Ok…I am going to use these two premises from his argument to make a point…
First…my thought is this…Stories Are King…Stories Sell…Stories Generate Revenue. Social Media is just the marketing tool to generate the traffic and buzz that feeds to the stories! Guess what, NBC is capitalizing on this free market of real time information exchange.
All week, people have been bitching and complaining about the Olympic spoilers. Think back to Tuesday when the Women’s Gymnasitics won Gold, first time since 1996. Huffington Post and many other outlets posted pictures and information immediately to the front pages of their websites, then tweeted and shared with the world.
People were fussing and complaining about this information coming across their social timelines and newsfeeds. They may been spoiled, but it was one hell of a marketing channel that NBC leveraged later that evening.
LaTimes reported: “NBC made the team’s story the anchor of its taped Tuesday prime-time coverage, which drew an average of 38.7 million total viewers, according to Nielsen.”
They go on to tell us, “It was the most-watched first Tuesday of any non-U.S. Summer Games since 1960, when American Olympic telecasts started.”
This storyline was one that captivated online, US audiences. We looked at the headlines, we complained we found out early. But…OOH BUT…do you think that Tuesday nights viewership would have broken Olympic viewership numbers without the social share of real time information?
Now let’s get to the story. We as American’s know the competitiveness of Women’s Gymnastics in the Olympics. I remember watching Mary Lou Retton capture our hearts with her amazing story and her amazing Gold Medal performance. Yep…it was 1984 and it was a perfect 10. You can watch it by CLICKING HERE. Thus the storyline gains American context.
As U.S. gymnast McKayla Maroney was congratulated by her teammates after competing in the vault in the women’s team competition Tuesday at the 2012 London Olympic Games…the storyline was in place. The Gold was secured…and the social space blew up Tuesday.

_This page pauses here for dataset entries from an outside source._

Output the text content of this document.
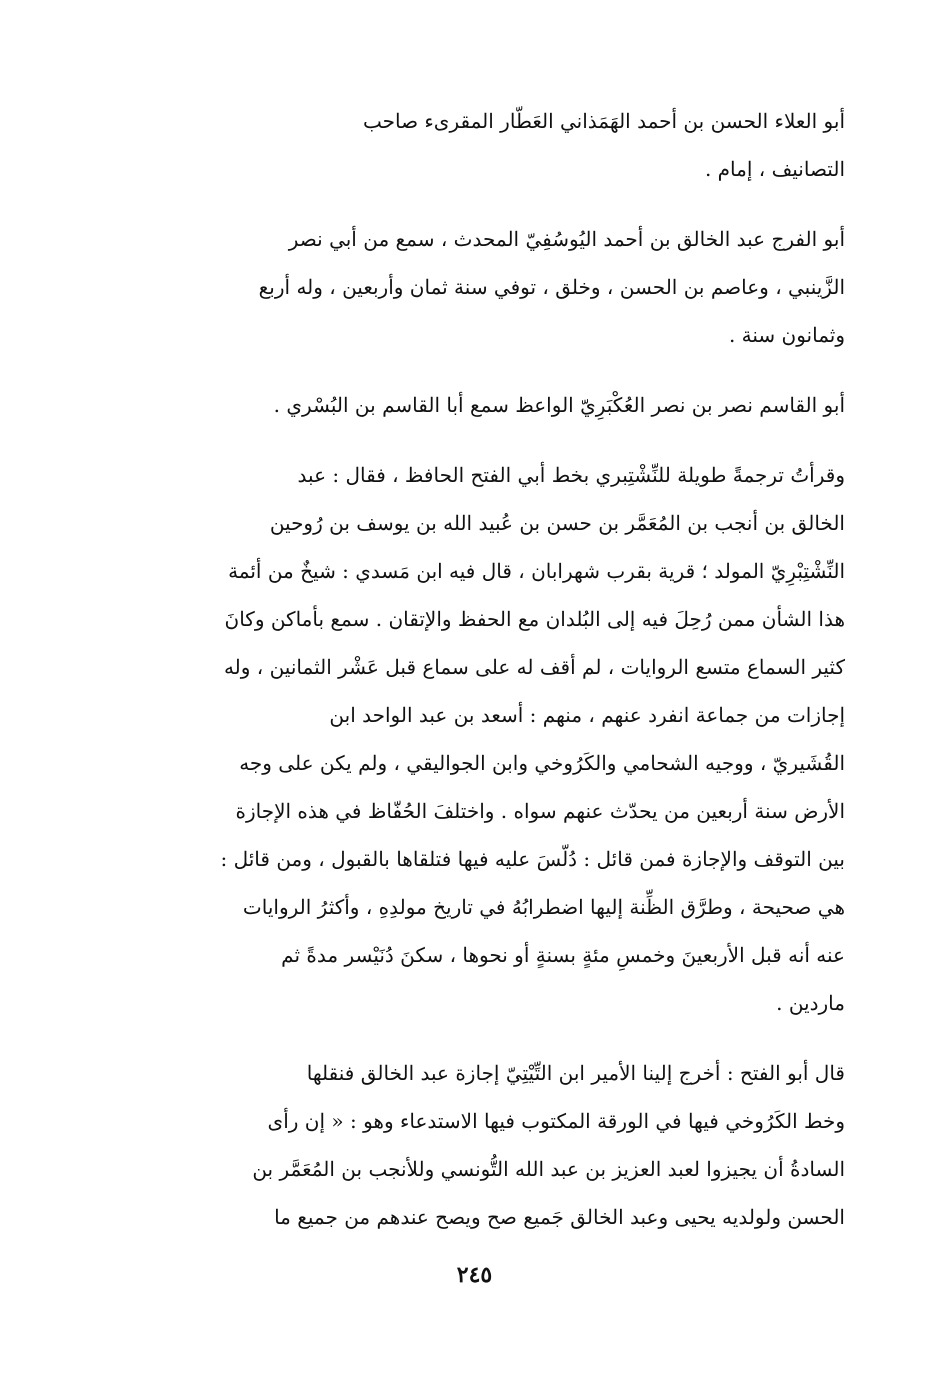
أبو العلاء الحسن بن أحمد الهَمَذاني العَطّار المقرىء صاحب
التصانيف ، إمام .

أبو الفرج عبد الخالق بن أحمد اليُوسُفِيّ المحدث ، سمع من أبي نصر
الزَّينبي ، وعاصم بن الحسن ، وخلق ، توفي سنة ثمان وأربعين ، وله أربع
وثمانون سنة .

أبو القاسم نصر بن نصر العُكْبَرِيّ الواعظ سمع أبا القاسم بن البُسْري .

وقرأتُ ترجمةً طويلة للنِّشْتِبري بخط أبي الفتح الحافظ ، فقال : عبد
الخالق بن أنجب بن المُعَمَّر بن حسن بن عُبيد الله بن يوسف بن رُوحين
النِّشْتِبْرِيّ المولد ؛ قرية بقرب شهرابان ، قال فيه ابن مَسدي : شيخٌ من أئمة
هذا الشأن ممن رُحِلَ فيه إلى البُلدان مع الحفظ والإتقان . سمع بأماكن وكانَ
كثير السماع متسع الروايات ، لم أقف له على سماع قبل عَشْر الثمانين ، وله
إجازات من جماعة انفرد عنهم ، منهم : أسعد بن عبد الواحد ابن
القُشَيريّ ، ووجيه الشحامي والكَرُوخي وابن الجواليقي ، ولم يكن على وجه
الأرض سنة أربعين من يحدّث عنهم سواه . واختلفَ الحُفّاظ في هذه الإجازة
بين التوقف والإجازة فمن قائل : دُلّسَ عليه فيها فتلقاها بالقبول ، ومن قائل :
هي صحيحة ، وطرَّق الظِّنة إليها اضطرابُهُ في تاريخ مولدِهِ ، وأكثرُ الروايات
عنه أنه قبل الأربعينَ وخمسِ مئةٍ بسنةٍ أو نحوها ، سكنَ دُنَيْسر مدةً ثم
ماردين .

قال أبو الفتح : أخرج إلينا الأمير ابن التِّيْتِيّ إجازة عبد الخالق فنقلها
وخط الكَرُوخي فيها في الورقة المكتوب فيها الاستدعاء وهو : « إن رأى
السادةُ أن يجيزوا لعبد العزيز بن عبد الله التُّونسي وللأنجب بن المُعَمَّر بن
الحسن ولولديه يحيى وعبد الخالق جَميع صح ويصح عندهم من جميع ما

٢٤٥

From BlueFinLabs.com: As the US Women’s Gymnastics team wins Gold (just after 10am ET), roughly 23K comments/minute made on social outlets. And that was not the peak for the day. As the men’s swim team won the 200m Freestyle Relay, the social conversation peaked around 34.8K comments/minute.
The Women’s Gymnastic Gold story created buzz…this story generated social eruption…this story created a social awareness better than any digital tv guide. People knew they had to go home and watch the story unfold. And NBC capitalized by making this story the anchor of the taped delay broadcast.
They watched the social eruption and capitalized on the story. What does 38.7 million total viewers mean…ad revenue.
“Combined with higher production costs in London, NBC had expected at one point to take a $200 million loss for the games. NBC paid $1.2 billion for the rights to show the games on TV and online in the U.S. Before the games opened, it said it sold more than $1 billion in ads, breaking the record of $850 million set during the Beijing Olympics in 2008.
Ahead of the London Games, NBC got 10 percent more for every minute of prime-time advertising compared with the Beijing Games. It also tripled its pre-sales of online ads to $60 million, as it’s streaming all events live for the first time.
Better ratings could mean higher rates for ads sold at the last minute. They could also help the network, which is fourth overall in U.S. ratings, promote new shows in its fall lineup and boost viewership of non-sports programs such as “Today” and “NBC Nightly News” during the Olympics.”
So…23K social comments/minute during women’s gold and 38.4K social comments/minute during men’s swimming gold led to 38.7 million total viewers. Do you think this will help ad revenue? I bet NBC is going to capitalize on the moment when America was spoiled with this trending story.
Story’s Sell…Stories are King…and the real time social share was the channel that tied the story to the viewers online, converting them to watch later. They wanted to watch for their own eyes. Traffic (or the measurement of the traffic) just gives something for the bean counters to sell the story. If you don’t have a story (a compelling story with layers)…you don’t have traffic.